Alimentation, production, conditions et consomm’action
Pas de transition écologique, économique et sociétale sans appréciation des coûts cachés. Et si on cherchait à connaître le « prix juste » des aliments pour changer de modèle ?
« On estime qu’environ un quart de l’empreinte écologique d’un Luxembourgeois est dû à ses habitudes alimentaires. En particulier, notre forte consommation de viande, de produits laitiers, de sucre et de produits riches en graisses consomme beaucoup d’énergie et détruit des écosystèmes précieux, souvent au détriment des conditions de vie des populations du Sud », explique Danielle Bruck, du département « Information et Sensibilisation » chez SOS Faim Luxembourg.
Clairement, la transition, écologique, économique, sociétale, passe par une appréciation des coûts cachés de l’alimentation, bases d’une réflexion pour devenir des « consomm’acteurs ». « Si nos habitudes alimentaires actuelles ne changent pas, on estime que les coûts de santé liés à l’alimentation et les coûts sociaux des émissions de gaz à effet de serre associées à nos habitudes alimentaires actuelles dépasseront 2 000 milliards d’euros par an d’ici 2030 ».
Olivier de Schutter, ancien rapporteur spécial des Nations unies sur le droit à l’alimentation et membre de SOS Faim, explique : « On dit que le système alimentaire industriel fournit des aliments bon marché aux ménages pauvres, mais cette affirmation est trompeuse. En fait, il s’agit d’une forme d’alimentation très coûteuse, qui a surtout de nombreux impacts négatifs sur l’environnement. Les coûts sociaux, environnementaux et sanitaires ne sont pas inclus dans le prix que le consommateur paie au supermarché. Qui supporte donc ces coûts ? C’est aux générations futures, aux contribuables, de régler les problèmes de ce type de production et de consommation ».
Changer de menu…
SOS Faim a lancé sa campagne « Changeons de Menu » en 2015, avec 10 gestes simples et quotidiens en exemple, et un objectif affiché : « sensibiliser les consommateurs luxembourgeois aux conséquences que nos habitudes alimentaires peuvent avoir sur notre planète et ses habitants, et ainsi inciter les consommateurs à changer et à consommer plus consciemment ». Quelques années plus tard, les défis demeurent. « Les partisans de l’agriculture industrielle prétendent toujours produire au moindre coût pour le plus grand nombre de personnes, et les entreprises nous disent combien elles sont respectueuses de l’environnement, même s’il n’y a généralement pas grand-chose derrière. Pire encore, en leur offrant plus de choix, de nombreuses entreprises tentent simplement de rejeter la responsabilité sur les consommateurs ».

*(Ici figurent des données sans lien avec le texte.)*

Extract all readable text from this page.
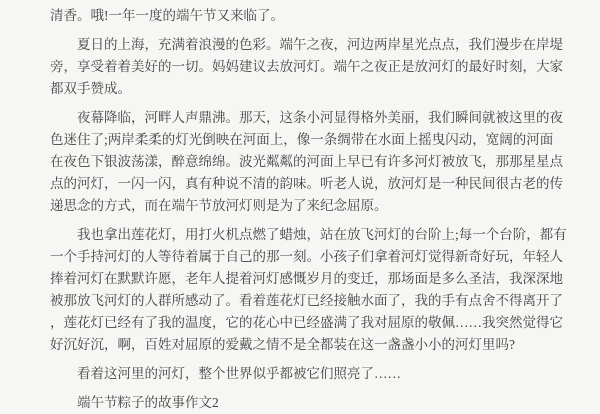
清香。哦!一年一度的端午节又来临了。
夏日的上海，充满着浪漫的色彩。端午之夜，河边两岸星光点点，我们漫步在岸堤
旁，享受着着美好的一切。妈妈建议去放河灯。端午之夜正是放河灯的最好时刻，大家
都双手赞成。
夜幕降临，河畔人声鼎沸。那天，这条小河显得格外美丽，我们瞬间就被这里的夜
色迷住了;两岸柔柔的灯光倒映在河面上，像一条绸带在水面上摇曳闪动，宽阔的河面
在夜色下银波荡漾，醉意绵绵。波光粼粼的河面上早已有许多河灯被放飞，那那星星点
点的河灯，一闪一闪，真有种说不清的韵味。听老人说，放河灯是一种民间很古老的传
递思念的方式，而在端午节放河灯则是为了来纪念屈原。
我也拿出莲花灯，用打火机点燃了蜡烛，站在放飞河灯的台阶上;每一个台阶，都有
一个手持河灯的人等待着属于自己的那一刻。小孩子们拿着河灯觉得新奇好玩，年轻人
捧着河灯在默默许愿，老年人提着河灯感慨岁月的变迁，那场面是多么圣洁，我深深地
被那放飞河灯的人群所感动了。看着莲花灯已经接触水面了，我的手有点舍不得离开了
，莲花灯已经有了我的温度，它的花心中已经盛满了我对屈原的敬佩……我突然觉得它
好沉好沉，啊，百姓对屈原的爱戴之情不是全都装在这一盏盏小小的河灯里吗?
看着这河里的河灯，整个世界似乎都被它们照亮了……
端午节粽子的故事作文2
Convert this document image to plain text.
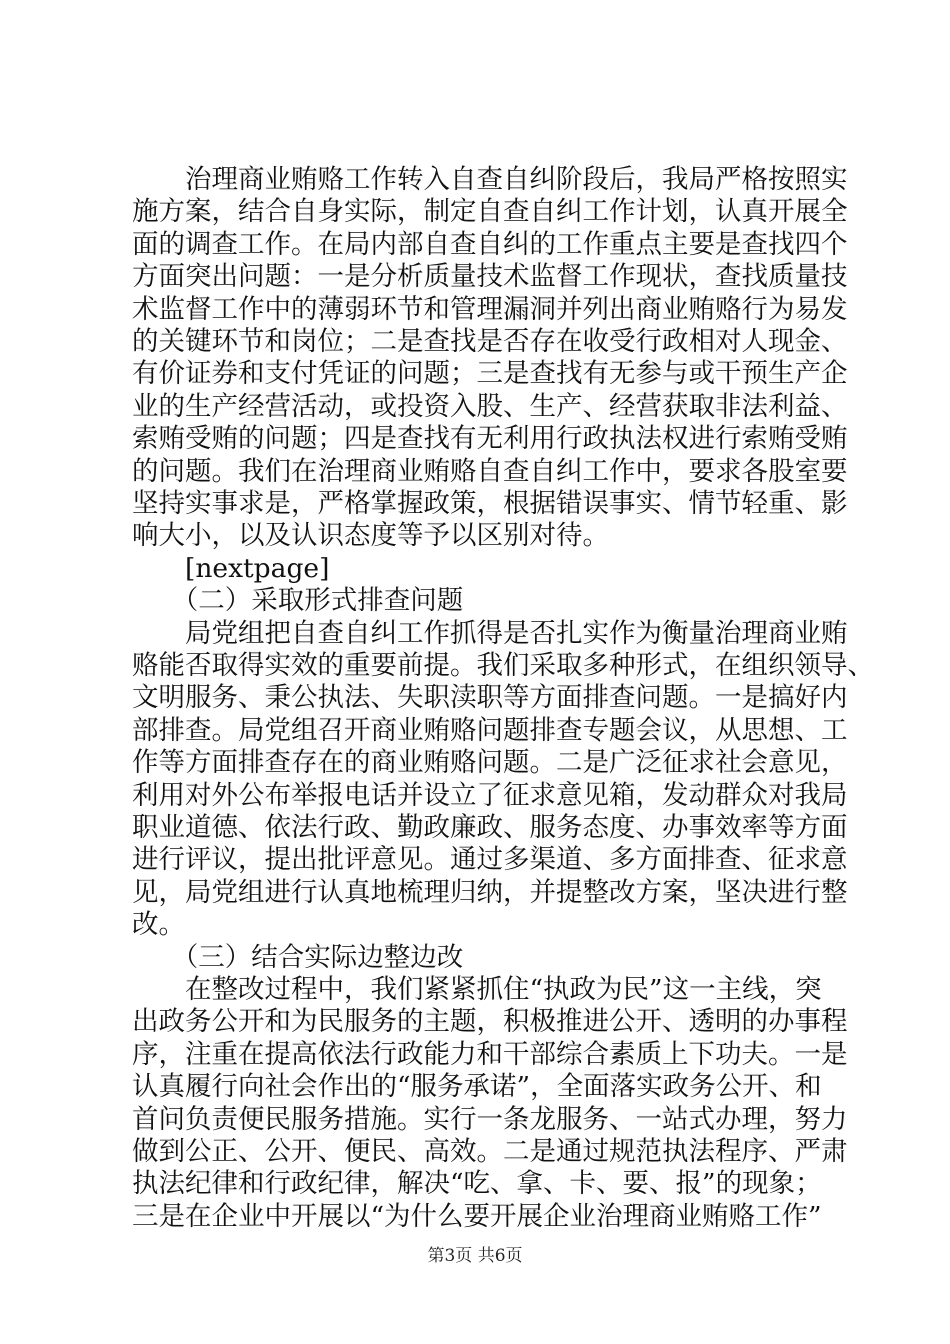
　　治理商业贿赂工作转入自查自纠阶段后，我局严格按照实
施方案，结合自身实际，制定自查自纠工作计划，认真开展全
面的调查工作。在局内部自查自纠的工作重点主要是查找四个
方面突出问题：一是分析质量技术监督工作现状，查找质量技
术监督工作中的薄弱环节和管理漏洞并列出商业贿赂行为易发
的关键环节和岗位；二是查找是否存在收受行政相对人现金、
有价证券和支付凭证的问题；三是查找有无参与或干预生产企
业的生产经营活动，或投资入股、生产、经营获取非法利益、
索贿受贿的问题；四是查找有无利用行政执法权进行索贿受贿
的问题。我们在治理商业贿赂自查自纠工作中，要求各股室要
坚持实事求是，严格掌握政策，根据错误事实、情节轻重、影
响大小，以及认识态度等予以区别对待。
　　[nextpage]
　　（二）采取形式排查问题
　　局党组把自查自纠工作抓得是否扎实作为衡量治理商业贿
赂能否取得实效的重要前提。我们采取多种形式，在组织领导、
文明服务、秉公执法、失职渎职等方面排查问题。一是搞好内
部排查。局党组召开商业贿赂问题排查专题会议，从思想、工
作等方面排查存在的商业贿赂问题。二是广泛征求社会意见，
利用对外公布举报电话并设立了征求意见箱，发动群众对我局
职业道德、依法行政、勤政廉政、服务态度、办事效率等方面
进行评议，提出批评意见。通过多渠道、多方面排查、征求意
见，局党组进行认真地梳理归纳，并提整改方案，坚决进行整
改。
　　（三）结合实际边整边改
　　在整改过程中，我们紧紧抓住“执政为民”这一主线，突
出政务公开和为民服务的主题，积极推进公开、透明的办事程
序，注重在提高依法行政能力和干部综合素质上下功夫。一是
认真履行向社会作出的“服务承诺”，全面落实政务公开、和
首问负责便民服务措施。实行一条龙服务、一站式办理，努力
做到公正、公开、便民、高效。二是通过规范执法程序、严肃
执法纪律和行政纪律，解决“吃、拿、卡、要、报”的现象；
三是在企业中开展以“为什么要开展企业治理商业贿赂工作”
第3页 共6页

La consommation consciente peut être très fastidieuse - parcourir les listes d’ingrédients, regarder d’où viennent les différents produits, identifier les conditions dans lesquelles ils ont été produits... – et les promotions, remises, emballages, positionnement en magasin… compliquent encore la tâche. « Le pouvoir économique se concentre entre les mains d’un petit nombre de sociétés transnationales, qui sont en mesure d’exercer une influence démesurée sur les politiques et de prendre des décisions clés concernant nos systèmes alimentaires, comme la nature des aliments produits, la manière dont ils sont produits, le lieu où ils sont produits, les personnes qui les produisent et celles qui les consomment ».
… et de paradigme
Le système peut marginaliser et appauvrir davantage les petits acteurs agricoles, perturber les circuits traditionnels de commercialisation des aliments locaux… « Les aliments sains et frais coûtent en moyenne près de 5 fois plus cher que des aliments transformés, et sont donc inabordables pour de nombreuses personnes. Les chaînes de valeur alimentaires mondialisées nous maintiennent, en tant que consommateurs, dans une certaine dépendance vis-à-vis de l’alimentation industrielle ».

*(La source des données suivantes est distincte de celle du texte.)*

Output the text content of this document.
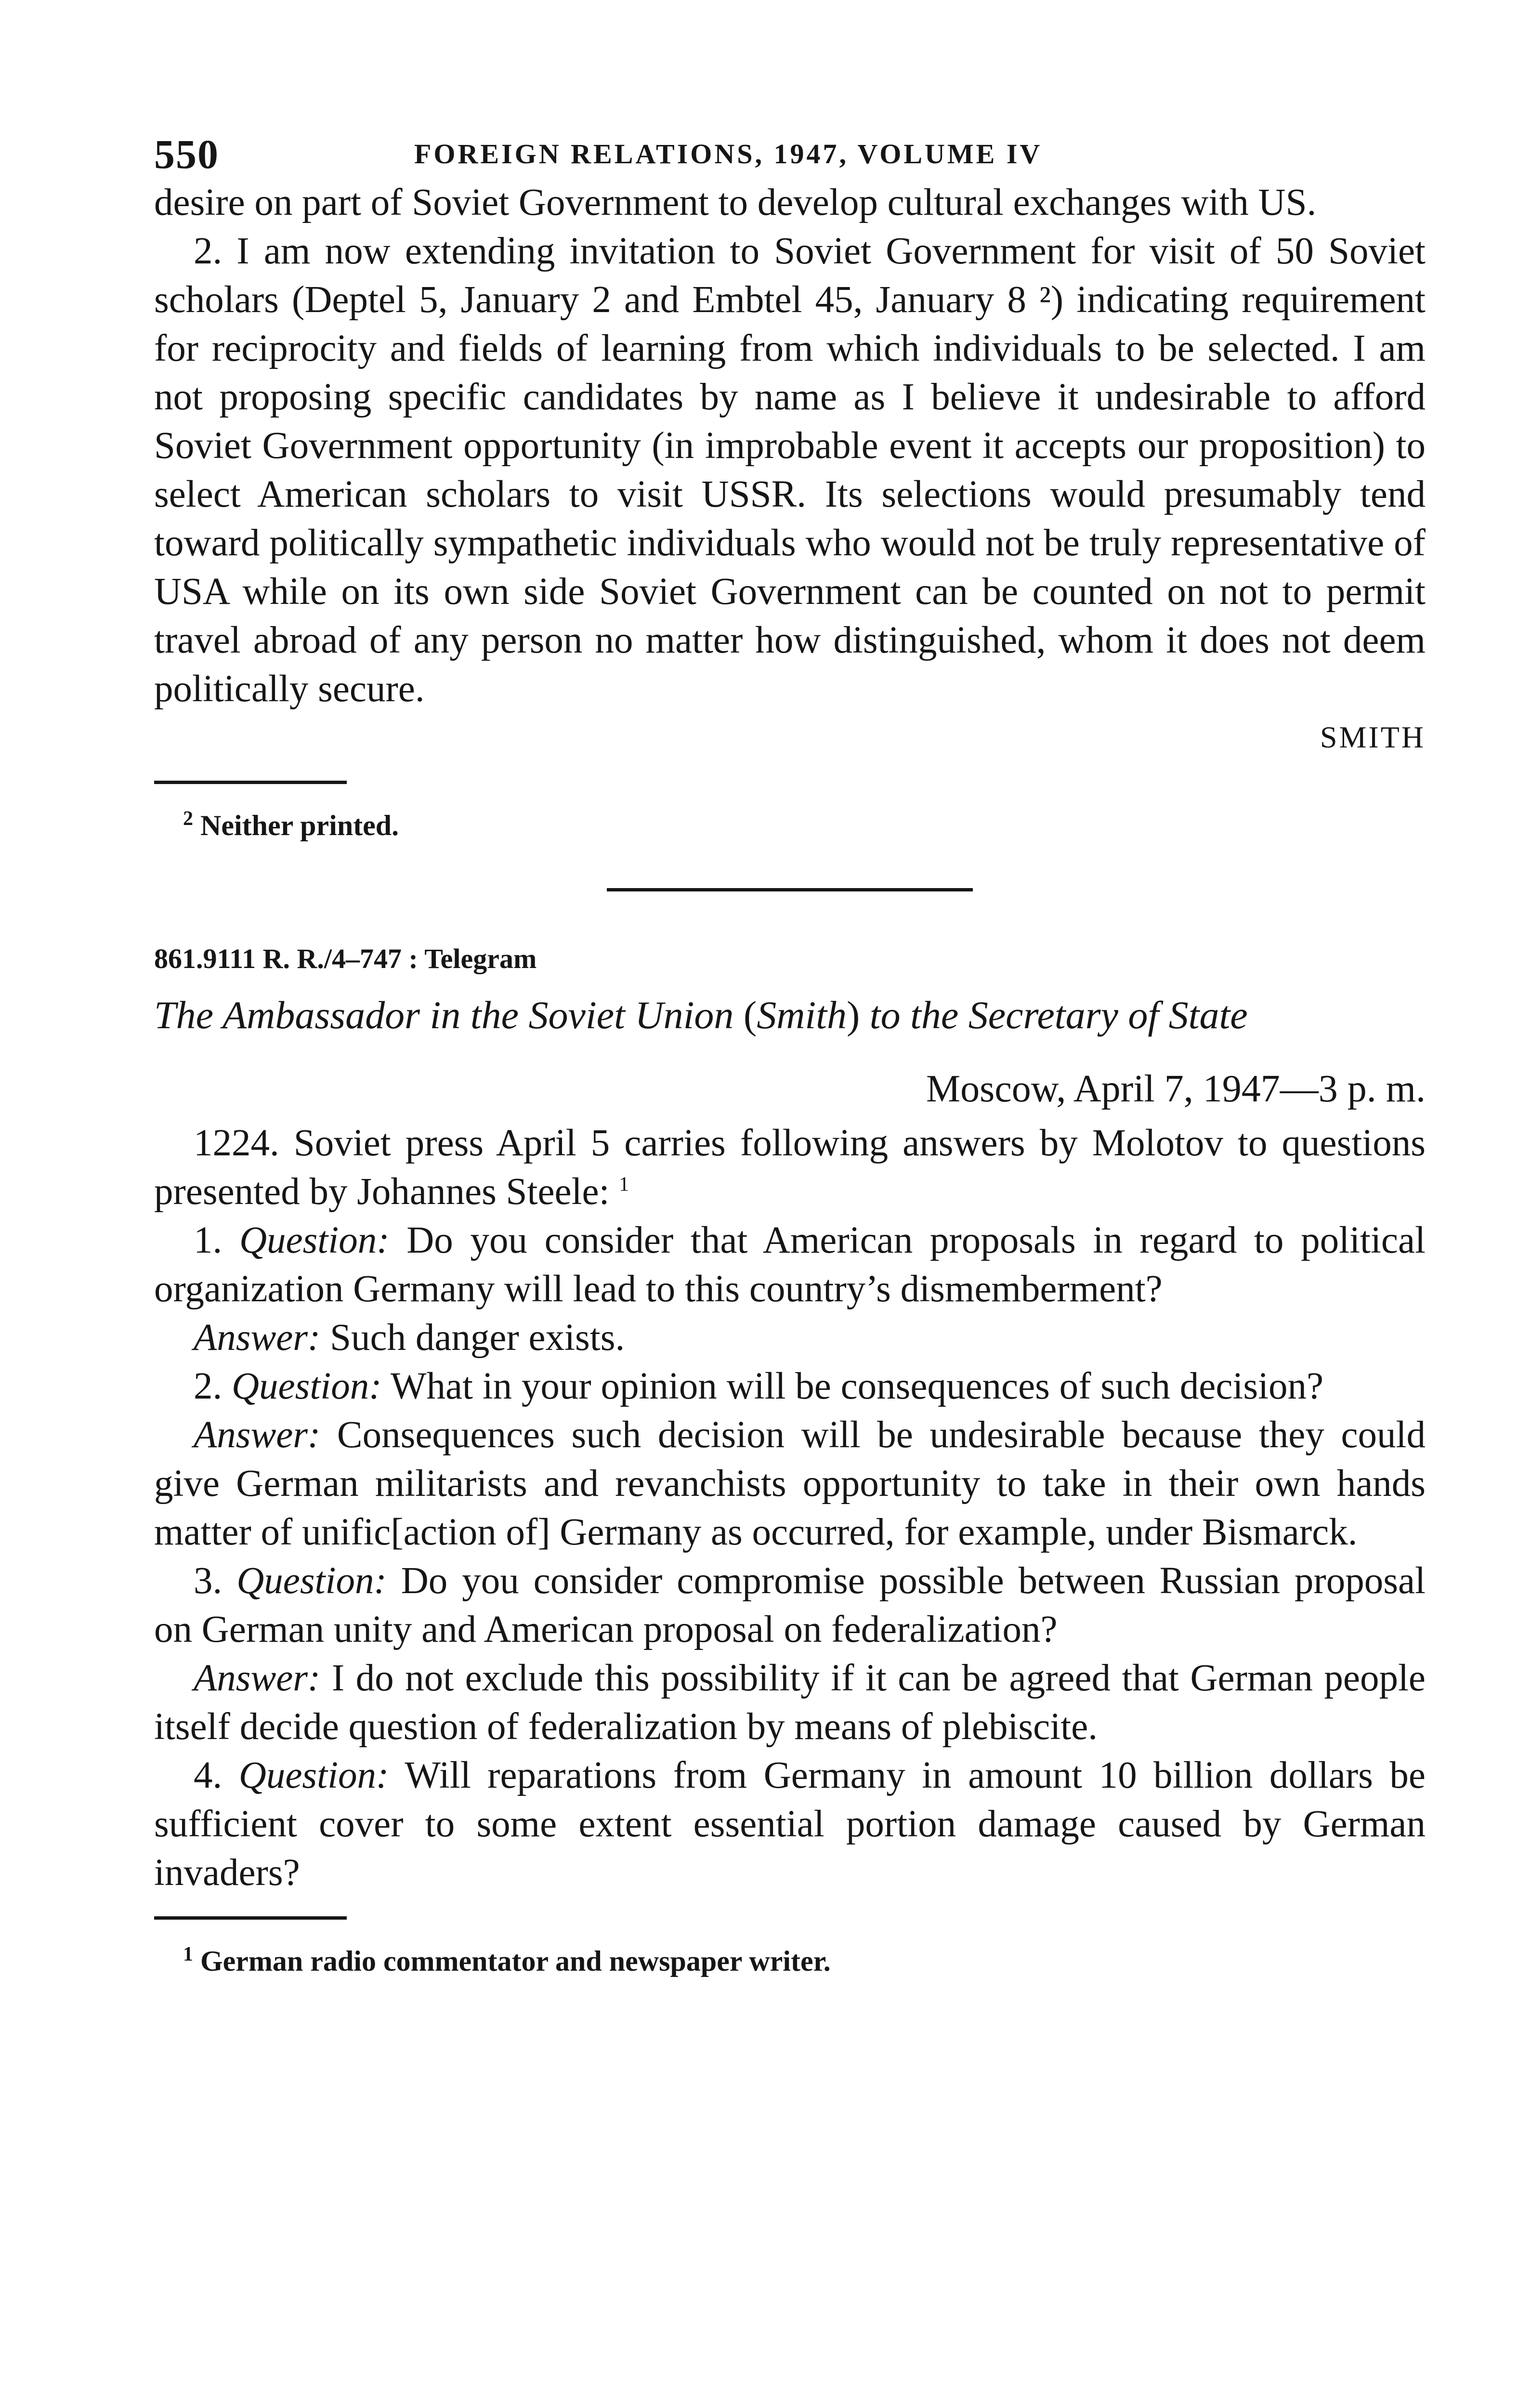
550	FOREIGN RELATIONS, 1947, VOLUME IV

desire on part of Soviet Government to develop cultural exchanges with US.

2. I am now extending invitation to Soviet Government for visit of 50 Soviet scholars (Deptel 5, January 2 and Embtel 45, January 8 ²) indicating requirement for reciprocity and fields of learning from which individuals to be selected. I am not proposing specific candidates by name as I believe it undesirable to afford Soviet Government opportunity (in improbable event it accepts our proposition) to select American scholars to visit USSR. Its selections would presumably tend toward politically sympathetic individuals who would not be truly representative of USA while on its own side Soviet Government can be counted on not to permit travel abroad of any person no matter how distinguished, whom it does not deem politically secure.

SMITH

$^2$ Neither printed.

861.9111 R. R./4–747 : Telegram

The Ambassador in the Soviet Union (Smith) to the Secretary of State

Moscow, April 7, 1947—3 p. m.

1224. Soviet press April 5 carries following answers by Molotov to questions presented by Johannes Steele: $^1$

1. Question: Do you consider that American proposals in regard to political organization Germany will lead to this country’s dismemberment?

Answer: Such danger exists.

2. Question: What in your opinion will be consequences of such decision?

Answer: Consequences such decision will be undesirable because they could give German militarists and revanchists opportunity to take in their own hands matter of unific[action of] Germany as occurred, for example, under Bismarck.

3. Question: Do you consider compromise possible between Russian proposal on German unity and American proposal on federalization?

Answer: I do not exclude this possibility if it can be agreed that German people itself decide question of federalization by means of plebiscite.

4. Question: Will reparations from Germany in amount 10 billion dollars be sufficient cover to some extent essential portion damage caused by German invaders?

$^1$ German radio commentator and newspaper writer.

Pour SOS Faim, c’est clair : « Le droit à l’alimentation saine et digne est un droit de l’homme, que nous produisions notre propre nourriture ou que nous l’achetions. Cela implique que les États doivent créer un cadre favorable permettant à chaque individu d’avoir un accès illimité à une alimentation quantitativement et qualitativement adéquate pour lui-même et sa famille. La réalisation de ce droit pour tous nécessite donc l’adoption de politiques économiques, environnementales et sociales adéquates, tant au niveau national qu’international. »
Ainsi, nos choix de consommation (produits locaux, saisonniers, issus d’une production durable ou du commerce équitable) peuvent sans doute contribuer à changer les choses. Nous pouvons de plus en plus soutenir les petits producteurs, au Nord comme au Sud, en privilégiant les circuits courts de commercialisation. « Au-delà de nos décisions en tant que consommateurs, nous devons surtout, en tant que citoyens, interpeller la politique, voter pour des personnes et des programmes qui créent des conditions plus favorables à une agriculture familiale durable. Nous pouvons nous engager et, au sein de la société, influencer les conditions-cadres politiques de manière à ce qu’elles deviennent plus justes et permettent à chacun dans le monde de manger à sa faim. Nous avons besoin d’une consommation responsable, mais nous avons d’abord besoin d’une production responsable et durable ! »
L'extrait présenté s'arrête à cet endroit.